0Malam berlalu begitu cepat, kegelapan mulai menghilang. Setelah hampir semalaman mengobrol tanpa lelah, Eliza akhirnya tumbang juga. Wanita itu tak bisa menahan rasa kantuk di dalam dirinya.     

Saat menyadari hari mulai pagi, Imelda keluar dari kamar itu lalu keluar menuju ke kamarnya sendiri. Dengan langkah pelan dan juga sangat berhati-hati, ia masuk ke dalam sebuah kamar di mana Brian masih terbuai dalam mimpinya.     

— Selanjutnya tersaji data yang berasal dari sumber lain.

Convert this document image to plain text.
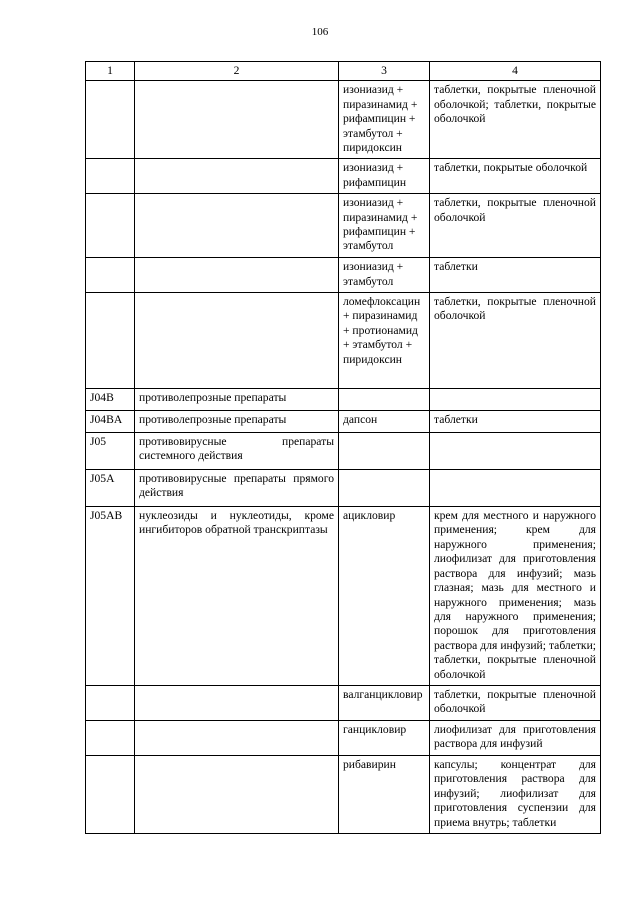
106
1	2	3	4
		изониазид + пиразинамид + рифампицин + этамбутол + пиридоксин	таблетки, покрытые пленочной оболочкой; таблетки, покрытые оболочкой
		изониазид + рифампицин	таблетки, покрытые оболочкой
		изониазид + пиразинамид + рифампицин + этамбутол	таблетки, покрытые пленочной оболочкой
		изониазид + этамбутол	таблетки
		ломефлоксацин + пиразинамид + протионамид + этамбутол + пиридоксин	таблетки, покрытые пленочной оболочкой
J04B	противолепрозные препараты		
J04BA	противолепрозные препараты	дапсон	таблетки
J05	противовирусные препараты системного действия		
J05A	противовирусные препараты прямого действия		
J05AB	нуклеозиды и нуклеотиды, кроме ингибиторов обратной транскриптазы	ацикловир	крем для местного и наружного применения; крем для наружного применения; лиофилизат для приготовления раствора для инфузий; мазь глазная; мазь для местного и наружного применения; мазь для наружного применения; порошок для приготовления раствора для инфузий; таблетки; таблетки, покрытые пленочной оболочкой
		валганцикловир	таблетки, покрытые пленочной оболочкой
		ганцикловир	лиофилизат для приготовления раствора для инфузий
		рибавирин	капсулы; концентрат для приготовления раствора для инфузий; лиофилизат для приготовления суспензии для приема внутрь; таблетки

Tiba-tiba saja, Imelda teringat dengan perkataan lirih yang diucapkan oleh suaminya itu. Ia pun memutuskan untuk naik ke atas ranjang lalu memeluk Brian yang masih tidur meringkuk sendirian. Ada rasa kasihan dan juga sedikit menyesal karena membiarkan Brian tidur sendirian di dalam kamarnya.     

Dengan sentuhan manja, Imelda mendekap lembut tubuh sang suami. Ia bisa menghirup aroma khas dari tubuh Brian. Begitu jelas terdengar suara degup jantung dari pria yang masih memejamkan mata.     

Saat wanita itu mulai meraba dada Brian, seolah jiwanya telah dipaksa bangun dan langsung membuka mata. Pria itu melihat seorang wanita yang sudah sangat dirindukannya sejak semalam.     

"Pagi, Sayang. Tumben pagi-pagi sudah bangun?" tanya Brian diiringi sebuah ciuman hangat di bibir istrinya.     

Imelda menajamkan tatapannya pada sang suami. Ia memandang sosok pria yang telah berhasil menaklukkan dirinya. Yang lebih hebat lagi, Brian mampu memberikan seorang bayi yang masih berada di dalam perutnya.     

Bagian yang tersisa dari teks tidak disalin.